自律型AI兵器が人を殺す日...最高に破壊的な軍拡競争」と題して、兵器のドローン化とAI化が進む現状に対してエリー・クック (安全保障担当)氏が論評を発表した。
 云うまでもなくAnthropic(アンソロピック)は、元OpenAIの幹部らが設立した米国のAIスタートアップ企業だ。安全性を重視した大規模言語モデル(LLM)「Claude(クロード)」を開発し、企業向けAIエージェントの分野でOpenAIの強力なライバルとして急速に成長中だ。

 そのアンソロピックが米国政府の兵器開発に関する要求を拒否したという。AIが組み込まれて自立型兵器が戦場に登場すると、兵士をAI兵器が殺傷することになるのを恐れたからだ。
 しかし現実は既にAI搭載兵器が戦場の主役になりつつある。現にイラン革命防衛隊が発射したシャヘド136自立攻撃型ドローンの飽和攻撃に対して、レーダーと連動したAIがレーザー砲を効果的に作動させてほぼ100%の確率で撃墜している。

 今後、攻撃戦闘機の多くはAI搭載型の無人機に取って代わられるだろう。また艦船に関してもAIが操縦する無人艦船が登場して来るだろう。兵士の犠牲の多寡で勝敗を決する戦争ではなく、無力化した軍隊や占領地の多寡で勝敗を決する戦争へと移行するのではないだろうか。
 それが人道的かといえば、必ずしもそうとは限らない。なぜなら人は敵を殺傷して初めて勝利を確認する生き物だからだ。国連が全く有名無実で機能不全に陥っていることを見れば明らかだ。

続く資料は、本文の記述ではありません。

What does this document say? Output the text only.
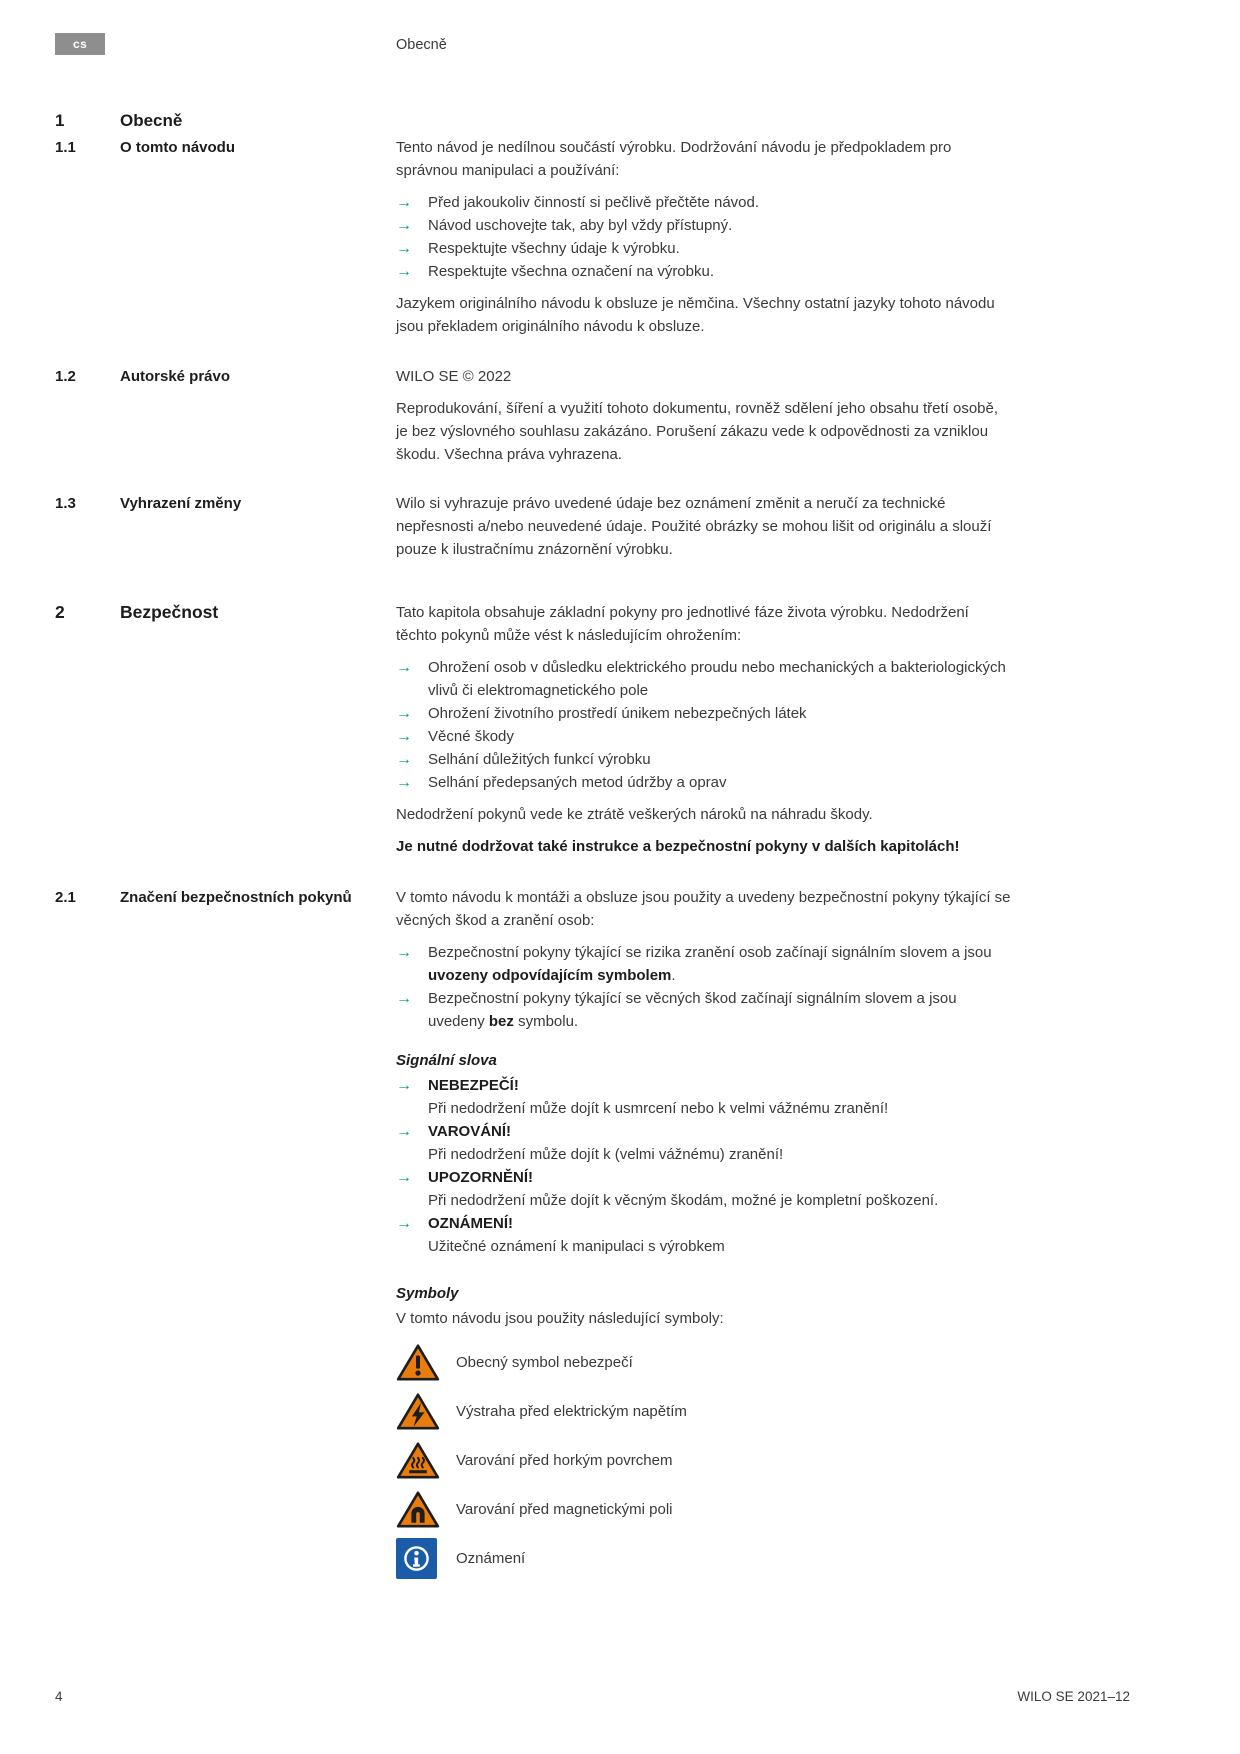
cs	Obecně
1	Obecně
1.1	O tomto návodu	Tento návod je nedílnou součástí výrobku. Dodržování návodu je předpokladem pro správnou manipulaci a používání:

→	Před jakoukoliv činností si pečlivě přečtěte návod.
→	Návod uschovejte tak, aby byl vždy přístupný.
→	Respektujte všechny údaje k výrobku.
→	Respektujte všechna označení na výrobku.

Jazykem originálního návodu k obsluze je němčina. Všechny ostatní jazyky tohoto návodu jsou překladem originálního návodu k obsluze.

1.2	Autorské právo	WILO SE © 2022

Reprodukování, šíření a využití tohoto dokumentu, rovněž sdělení jeho obsahu třetí osobě, je bez výslovného souhlasu zakázáno. Porušení zákazu vede k odpovědnosti za vzniklou škodu. Všechna práva vyhrazena.

1.3	Vyhrazení změny	Wilo si vyhrazuje právo uvedené údaje bez oznámení změnit a neručí za technické nepřesnosti a/nebo neuvedené údaje. Použité obrázky se mohou lišit od originálu a slouží pouze k ilustračnímu znázornění výrobku.

2	Bezpečnost	Tato kapitola obsahuje základní pokyny pro jednotlivé fáze života výrobku. Nedodržení těchto pokynů může vést k následujícím ohrožením:

→	Ohrožení osob v důsledku elektrického proudu nebo mechanických a bakteriologických vlivů či elektromagnetického pole
→	Ohrožení životního prostředí únikem nebezpečných látek
→	Věcné škody
→	Selhání důležitých funkcí výrobku
→	Selhání předepsaných metod údržby a oprav

Nedodržení pokynů vede ke ztrátě veškerých nároků na náhradu škody.

Je nutné dodržovat také instrukce a bezpečnostní pokyny v dalších kapitolách!

2.1	Značení bezpečnostních pokynů	V tomto návodu k montáži a obsluze jsou použity a uvedeny bezpečnostní pokyny týkající se věcných škod a zranění osob:

→	Bezpečnostní pokyny týkající se rizika zranění osob začínají signálním slovem a jsou uvozeny odpovídajícím symbolem.
→	Bezpečnostní pokyny týkající se věcných škod začínají signálním slovem a jsou uvedeny bez symbolu.
Signální slova
→	NEBEZPEČÍ!
Při nedodržení může dojít k usmrcení nebo k velmi vážnému zranění!
→	VAROVÁNÍ!
Při nedodržení může dojít k (velmi vážnému) zranění!
→	UPOZORNĚNÍ!
Při nedodržení může dojít k věcným škodám, možné je kompletní poškození.
→	OZNÁMENÍ!
Užitečné oznámení k manipulaci s výrobkem
Symboly

V tomto návodu jsou použity následující symboly:

Obecný symbol nebezpečí
Výstraha před elektrickým napětím
Varování před horkým povrchem
Varování před magnetickými poli
Oznámení
4	WILO SE 2021–12
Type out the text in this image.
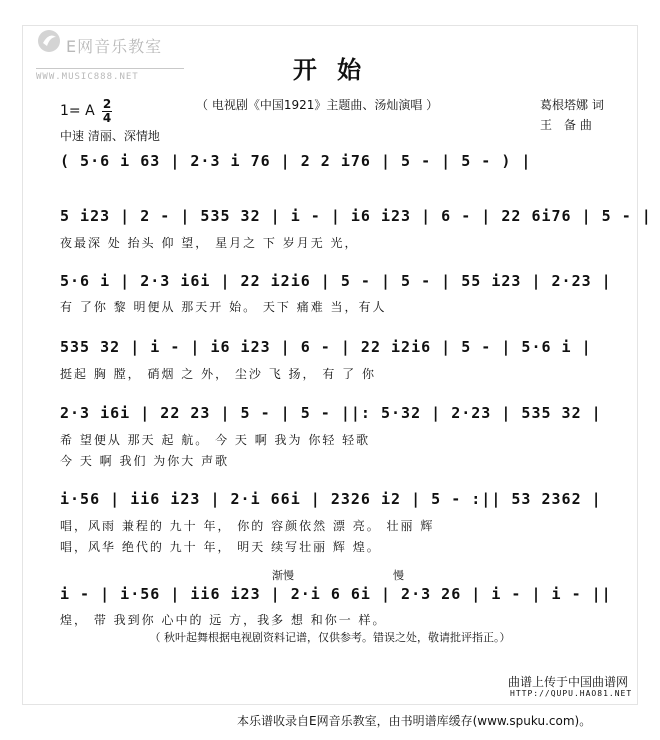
E网音乐教室
WWW.MUSIC888.NET	开 始
（ 电视剧《中国1921》主题曲、汤灿演唱 ）	葛根塔娜 词
王　备 曲
1= A 2
4
中速 清丽、深情地
( 5·6 i 63 | 2·3 i 76 | 2 2 i76 | 5 - | 5 - ) |
5 i23 | 2 - | 535 32 | i - | i6 i23 | 6 - | 22 6i76 | 5 - |
夜最深 处 抬头 仰 望， 星月之 下 岁月无 光，
5·6 i | 2·3 i6i | 22 i2i6 | 5 - | 5 - | 55 i23 | 2·23 |
有 了你 黎 明便从 那天开 始。 天下 痛难 当，有人
535 32 | i - | i6 i23 | 6 - | 22 i2i6 | 5 - | 5·6 i |
挺起 胸 膛， 硝烟 之 外， 尘沙 飞 扬， 有 了 你
2·3 i6i | 22 23 | 5 - | 5 - ||: 5·32 | 2·23 | 535 32 |
希 望便从 那天 起 航。 今 天 啊 我为 你轻 轻歌
今 天 啊 我们 为你大 声歌
i·56 | ii6 i23 | 2·i 66i | 2326 i2 | 5 - :|| 53 2362 |
唱，风雨 兼程的 九十 年， 你的 容颜依然 漂 亮。 壮丽 辉
唱，风华 绝代的 九十 年， 明天 续写壮丽 辉 煌。
渐慢	慢
i - | i·56 | ii6 i23 | 2·i 6 6i | 2·3 26 | i - | i - ||
煌， 带 我到你 心中的 远 方，我多 想 和你一 样。
（ 秋叶起舞根据电视剧资料记谱，仅供参考。错误之处，敬请批评指正。）
曲谱上传于中国曲谱网
HTTP://QUPU.HAO81.NET
本乐谱收录自E网音乐教室，由书明谱库缓存(www.spuku.com)。
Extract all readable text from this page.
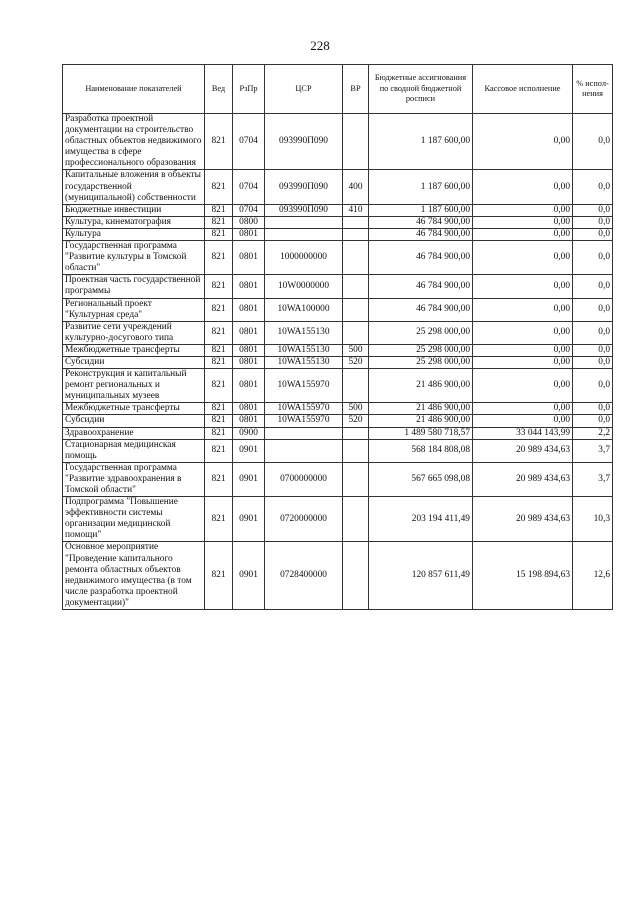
228
Наименование показателей	Вед	РзПр	ЦСР	ВР	Бюджетные ассигнования по сводной бюджетной росписи	Кассовое исполнение	% испол-нения
Разработка проектной документации на строительство областных объектов недвижимого имущества в сфере профессионального образования	821	0704	093990П090		1 187 600,00	0,00	0,0
Капитальные вложения в объекты государственной (муниципальной) собственности	821	0704	093990П090	400	1 187 600,00	0,00	0,0
Бюджетные инвестиции	821	0704	093990П090	410	1 187 600,00	0,00	0,0
Культура, кинематография	821	0800			46 784 900,00	0,00	0,0
Культура	821	0801			46 784 900,00	0,00	0,0
Государственная программа "Развитие культуры в Томской области"	821	0801	1000000000		46 784 900,00	0,00	0,0
Проектная часть государственной программы	821	0801	10W0000000		46 784 900,00	0,00	0,0
Региональный проект "Культурная среда"	821	0801	10WA100000		46 784 900,00	0,00	0,0
Развитие сети учреждений культурно-досугового типа	821	0801	10WA155130		25 298 000,00	0,00	0,0
Межбюджетные трансферты	821	0801	10WA155130	500	25 298 000,00	0,00	0,0
Субсидии	821	0801	10WA155130	520	25 298 000,00	0,00	0,0
Реконструкция и капитальный ремонт региональных и муниципальных музеев	821	0801	10WA155970		21 486 900,00	0,00	0,0
Межбюджетные трансферты	821	0801	10WA155970	500	21 486 900,00	0,00	0,0
Субсидии	821	0801	10WA155970	520	21 486 900,00	0,00	0,0
Здравоохранение	821	0900			1 489 580 718,57	33 044 143,99	2,2
Стационарная медицинская помощь	821	0901			568 184 808,08	20 989 434,63	3,7
Государственная программа "Развитие здравоохранения в Томской области"	821	0901	0700000000		567 665 098,08	20 989 434,63	3,7
Подпрограмма "Повышение эффективности системы организации медицинской помощи"	821	0901	0720000000		203 194 411,49	20 989 434,63	10,3
Основное мероприятие "Проведение капитального ремонта областных объектов недвижимого имущества (в том числе разработка проектной документации)"	821	0901	0728400000		120 857 611,49	15 198 894,63	12,6
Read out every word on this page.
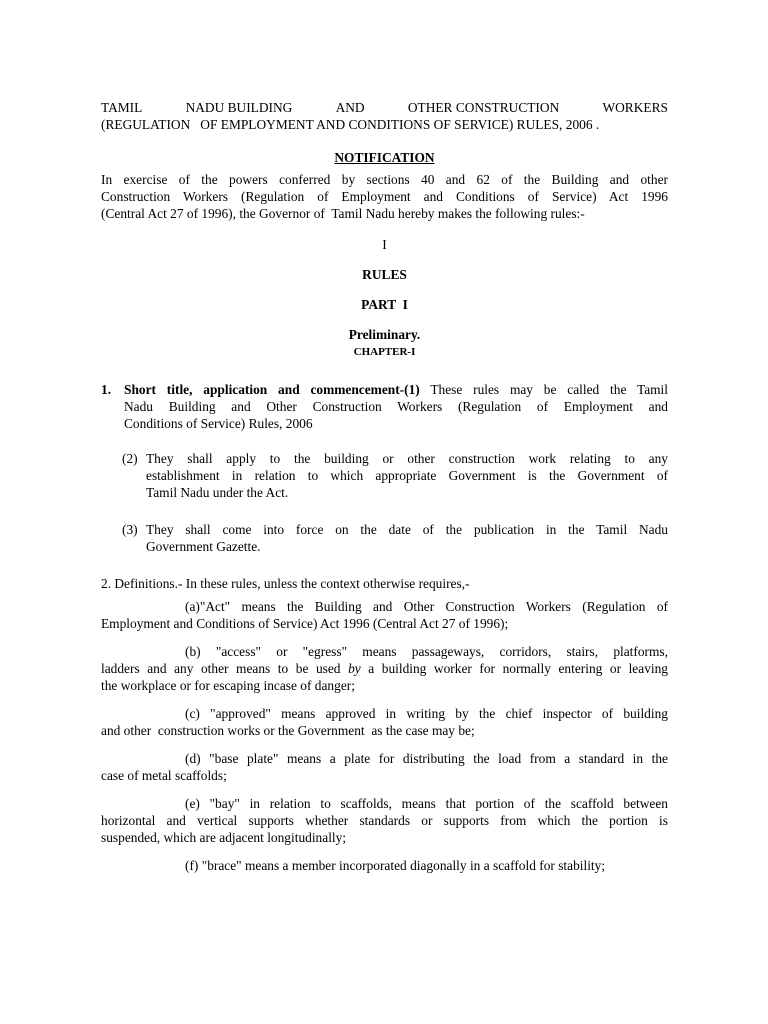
TAMIL	NADU BUILDING	AND	OTHER CONSTRUCTION	WORKERS
(REGULATION   OF EMPLOYMENT AND CONDITIONS OF SERVICE) RULES, 2006 .

NOTIFICATION

In exercise of the powers conferred by sections 40 and 62 of the Building and other
Construction Workers (Regulation of Employment and Conditions of Service) Act 1996
(Central Act 27 of 1996), the Governor of  Tamil Nadu hereby makes the following rules:-

I

RULES

PART  I

Preliminary.

CHAPTER-I

1. Short title, application and commencement-(1) These rules may be called the Tamil
Nadu Building and Other Construction Workers (Regulation of Employment and
Conditions of Service) Rules, 2006
(2) They shall apply to the building or other construction work relating to any
establishment in relation to which appropriate Government is the Government of
Tamil Nadu under the Act.
(3) They shall come into force on the date of the publication in the Tamil Nadu
Government Gazette.

2. Definitions.- In these rules, unless the context otherwise requires,-

(a)"Act" means the Building and Other Construction Workers (Regulation of
Employment and Conditions of Service) Act 1996 (Central Act 27 of 1996);
(b) "access" or "egress" means passageways, corridors, stairs, platforms,
ladders and any other means to be used by a building worker for normally entering or leaving
the workplace or for escaping incase of danger;
(c) "approved" means approved in writing by the chief inspector of building
and other  construction works or the Government  as the case may be;
(d) "base plate" means a plate for distributing the load from a standard in the
case of metal scaffolds;
(e) "bay" in relation to scaffolds, means that portion of the scaffold between
horizontal and vertical supports whether standards or supports from which the portion is
suspended, which are adjacent longitudinally;
(f) "brace" means a member incorporated diagonally in a scaffold for stability;
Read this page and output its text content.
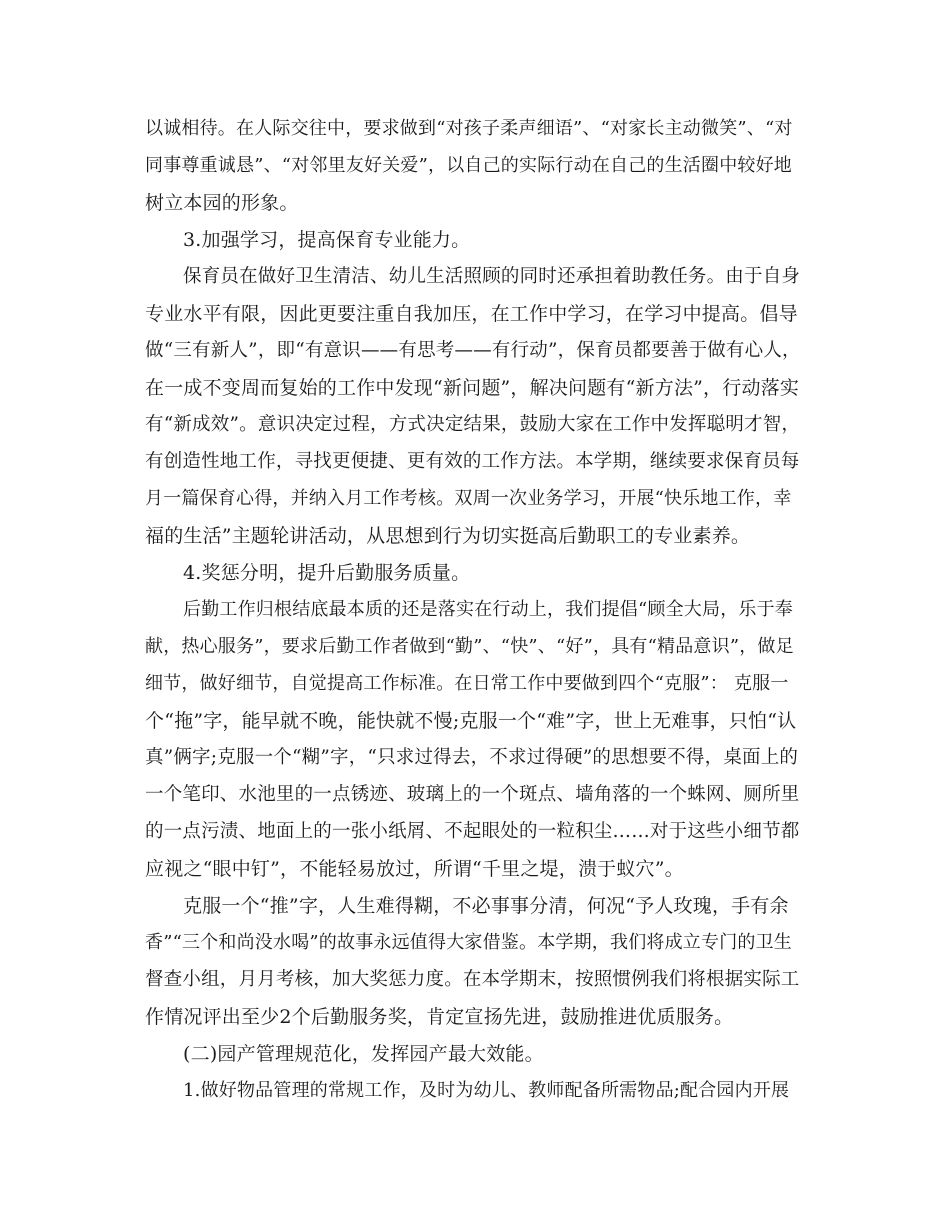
以诚相待。在人际交往中，要求做到“对孩子柔声细语”、“对家长主动微笑”、“对
同事尊重诚恳”、“对邻里友好关爱”，以自己的实际行动在自己的生活圈中较好地
树立本园的形象。
3.加强学习，提高保育专业能力。
保育员在做好卫生清洁、幼儿生活照顾的同时还承担着助教任务。由于自身
专业水平有限，因此更要注重自我加压，在工作中学习，在学习中提高。倡导
做“三有新人”，即“有意识——有思考——有行动”，保育员都要善于做有心人，
在一成不变周而复始的工作中发现“新问题”，解决问题有“新方法”，行动落实
有“新成效”。意识决定过程，方式决定结果，鼓励大家在工作中发挥聪明才智，
有创造性地工作，寻找更便捷、更有效的工作方法。本学期，继续要求保育员每
月一篇保育心得，并纳入月工作考核。双周一次业务学习，开展“快乐地工作，幸
福的生活”主题轮讲活动，从思想到行为切实挺高后勤职工的专业素养。
4.奖惩分明，提升后勤服务质量。
后勤工作归根结底最本质的还是落实在行动上，我们提倡“顾全大局，乐于奉
献，热心服务”，要求后勤工作者做到“勤”、“快”、“好”，具有“精品意识”，做足
细节，做好细节，自觉提高工作标准。在日常工作中要做到四个“克服”： 克服一
个“拖”字，能早就不晚，能快就不慢;克服一个“难”字，世上无难事，只怕“认
真”俩字;克服一个“糊”字，“只求过得去，不求过得硬”的思想要不得，桌面上的
一个笔印、水池里的一点锈迹、玻璃上的一个斑点、墙角落的一个蛛网、厕所里
的一点污渍、地面上的一张小纸屑、不起眼处的一粒积尘……对于这些小细节都
应视之“眼中钉”，不能轻易放过，所谓“千里之堤，溃于蚁穴”。
克服一个“推”字，人生难得糊，不必事事分清，何况“予人玫瑰，手有余
香”“三个和尚没水喝”的故事永远值得大家借鉴。本学期，我们将成立专门的卫生
督查小组，月月考核，加大奖惩力度。在本学期末，按照惯例我们将根据实际工
作情况评出至少2个后勤服务奖，肯定宣扬先进，鼓励推进优质服务。
(二)园产管理规范化，发挥园产最大效能。
1.做好物品管理的常规工作，及时为幼儿、教师配备所需物品;配合园内开展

 常任理事国の名を冠している国々が戦争に直接加担している現状を見れば、人類がいかに戦争大好きな生き物か明らかだ。他国よりも抜きんでた軍事力を有する国が、弱小とされる国に対して攻撃を仕掛ける、というのは「人道的」とは言えない。しかし、その是非を問う前に、攻撃される国もまた「人道的」な政権の国かを問われなければならない。
 既にウクライナの戦場ではAI搭載の自立航行型の自爆ドローンをAI搭載の迎撃ドローンが迎撃する、という事態が実際に起きている。時代は戦争により驚異的な進歩を見せる。日本がサウジアラビアにデモ配備した日本の防衛ミサイル「中SAM改」がイランの攻撃ミサイルを100%撃墜した。同時にイランが自爆攻撃ドローンで飽和攻撃を試みたが、日本のレーザー砲が97%以上の確率で迎撃した。

 イスラエルが配備している迎撃システム「アイアンドーム」は100%の迎撃は不可能のようで、撃ち漏らしたドローンやミサイルにより被害を受けている。しかしイランが配備していた中国製の防空システムは全くの役立たずで、米イによる攻撃・爆撃機によるイラン攻撃に対して一発の迎撃ミサイルすら発射できなかった。
 カタログスペックでは戦争できない。実戦により兵器の性能は実証される。おそらく習近平氏は中南海で激怒しているだろう。なぜなら、今この時に米軍の特殊部隊が習近平氏の自宅に現れても、米国製のAIを搭載した自立型ステルス攻撃ドローンがピンポイントで習近平氏を攻撃しても、何ら不思議ではないからだ。中国製の防空システムが米軍の攻撃に対して全くの役立たずだということは証明されている。

 アンソロピックが拒否したところで、米国防省が戦争に特化したAIを開発すれば、それまでだ。核開発よりもAI開発のほうが安価で、ピンポイント攻撃が可能なため、便利なことこの上ないだろう。世界は核開発よりもAI兵器開発の熾烈な競争が展開されるだろう。戦場のコスパを考える時代になったことも、ここ数年の戦争による新しいフェーズだ。